Maybe in the past a wind power plant has never shut down a fossil fuel power plant, however, wind along with other alternative energies will certainly help reduce our needs for new ones to be built.

There are no silver bullet perfect solutions to the challenges we face. What is for certain is that as a state and a nation we MUST become energy independent. How many wars have been fought, how many people have died, how many eco systems destroyed, how many tons of nuclear waste has been created to supply civilization with the energy it needs?

It is so very easy to be a NIMBY naysayer when one doesn't have to come up with real solutions to our nation's and our state's energy, environmental & economic challenges.

Anonymous said...

Well I, for one, think that a race to see which state can be 100% renewable first is a good thing.

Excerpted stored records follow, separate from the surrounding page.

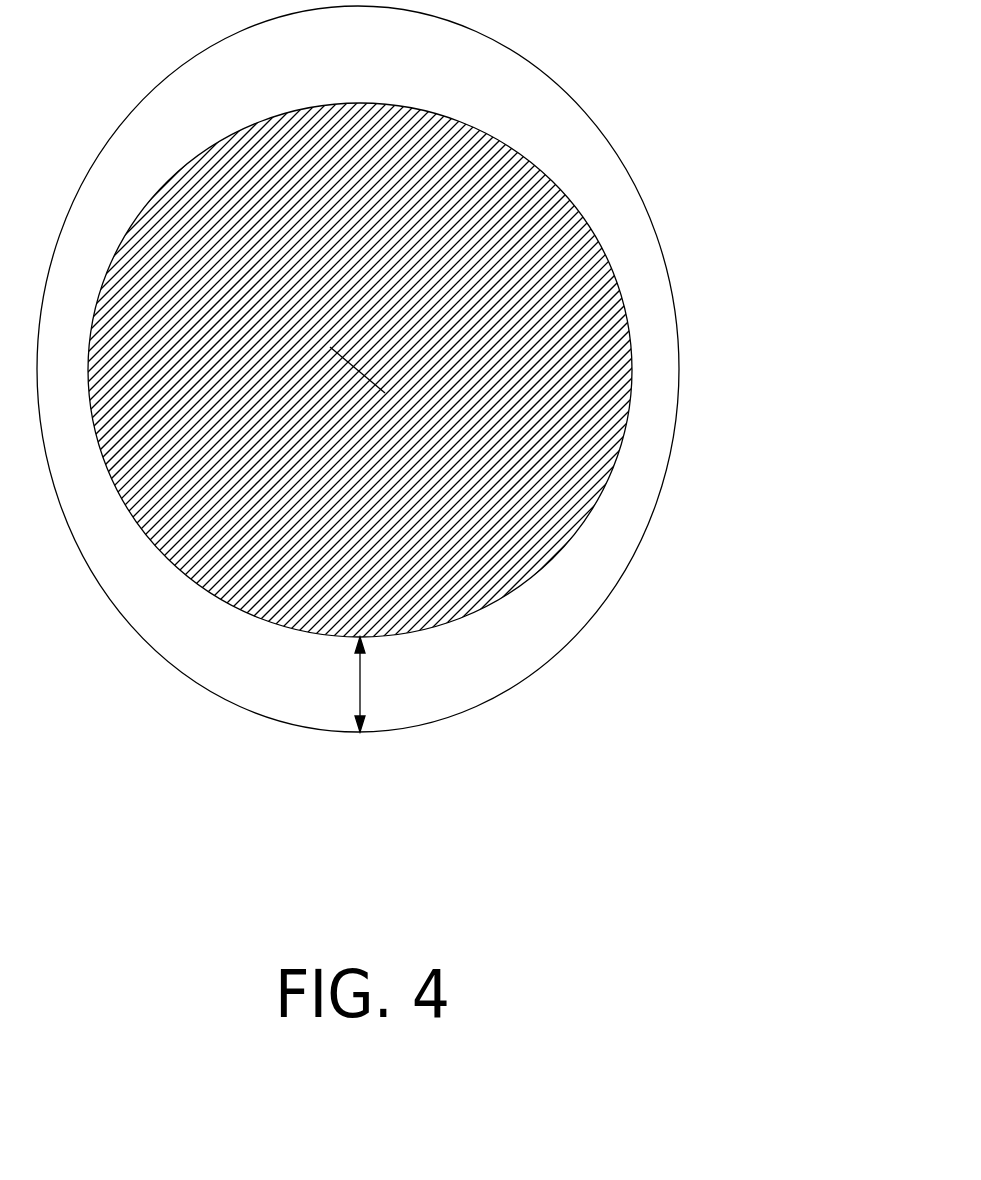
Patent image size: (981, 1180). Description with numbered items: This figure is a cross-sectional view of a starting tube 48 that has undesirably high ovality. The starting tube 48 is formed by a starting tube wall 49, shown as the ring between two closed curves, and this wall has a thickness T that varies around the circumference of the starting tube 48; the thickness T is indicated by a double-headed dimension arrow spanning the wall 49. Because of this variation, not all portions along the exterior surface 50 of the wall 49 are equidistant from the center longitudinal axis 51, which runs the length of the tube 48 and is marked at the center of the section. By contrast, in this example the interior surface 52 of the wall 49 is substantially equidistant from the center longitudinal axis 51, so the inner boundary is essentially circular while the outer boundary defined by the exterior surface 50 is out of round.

The starting tube 48 is at (490, 428).
The starting tube wall 49 is at (509, 650).
The exterior surface 50 is at (681, 303).
The center longitudinal axis 51 is at (359, 362).
The interior surface 52 is at (580, 263).
The thickness T is at (358, 682).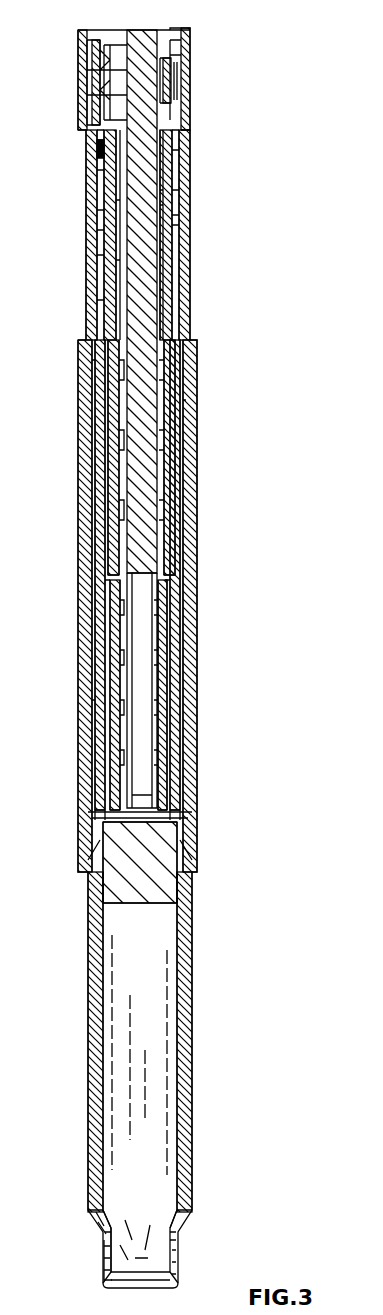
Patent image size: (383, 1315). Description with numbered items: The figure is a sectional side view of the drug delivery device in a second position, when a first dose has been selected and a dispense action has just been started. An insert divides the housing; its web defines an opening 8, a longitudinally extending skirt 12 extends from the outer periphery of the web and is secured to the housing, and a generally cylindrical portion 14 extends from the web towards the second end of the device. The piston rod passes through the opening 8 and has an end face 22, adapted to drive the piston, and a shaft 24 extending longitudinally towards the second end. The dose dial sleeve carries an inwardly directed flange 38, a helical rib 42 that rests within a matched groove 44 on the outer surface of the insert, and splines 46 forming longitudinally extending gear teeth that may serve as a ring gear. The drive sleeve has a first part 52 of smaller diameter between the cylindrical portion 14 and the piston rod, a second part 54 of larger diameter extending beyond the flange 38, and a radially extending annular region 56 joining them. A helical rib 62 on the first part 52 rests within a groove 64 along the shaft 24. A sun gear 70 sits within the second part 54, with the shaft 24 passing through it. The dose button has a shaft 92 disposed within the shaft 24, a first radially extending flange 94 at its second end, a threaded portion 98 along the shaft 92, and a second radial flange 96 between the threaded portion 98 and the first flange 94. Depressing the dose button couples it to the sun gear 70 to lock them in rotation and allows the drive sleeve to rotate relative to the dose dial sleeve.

Obviously you will have days that the wind won't blow, but that doesn't make it a bad technology, that doesn't mean that it doesn't work, wind farms and solar plants still produce reliable energy, it's just more of an average than a constant figure. Generally, it's either windy, or it's sunny. There are very few days in which it is neither.

And the downsides of wind farms? What are they? I have asked this question many times and still haven't got a decent answer. You can't say that they are noisy, I live just a few miles away from a new wind farm, and I can stand right next to the things and hear only wind. You can't tell me that they pollute the landscape, I think they are very elegant. I would rather look at a wind farm than a coal power plant.

People need to stop making excuses, stop whining about pointless issues and realize that until we have reliable fusion power, we are going to have to rely on the sun for our energy, no matter how you get it.

TS said...

Have to agree if this works it will be great. Utilizing the wind, solar and tidal components that you mentioned may make up for the days when wind or sun aren't enough. It never hurts to try to find a better way to produce energy, and I hope it does work for Maine because then maybe other states will follow suit.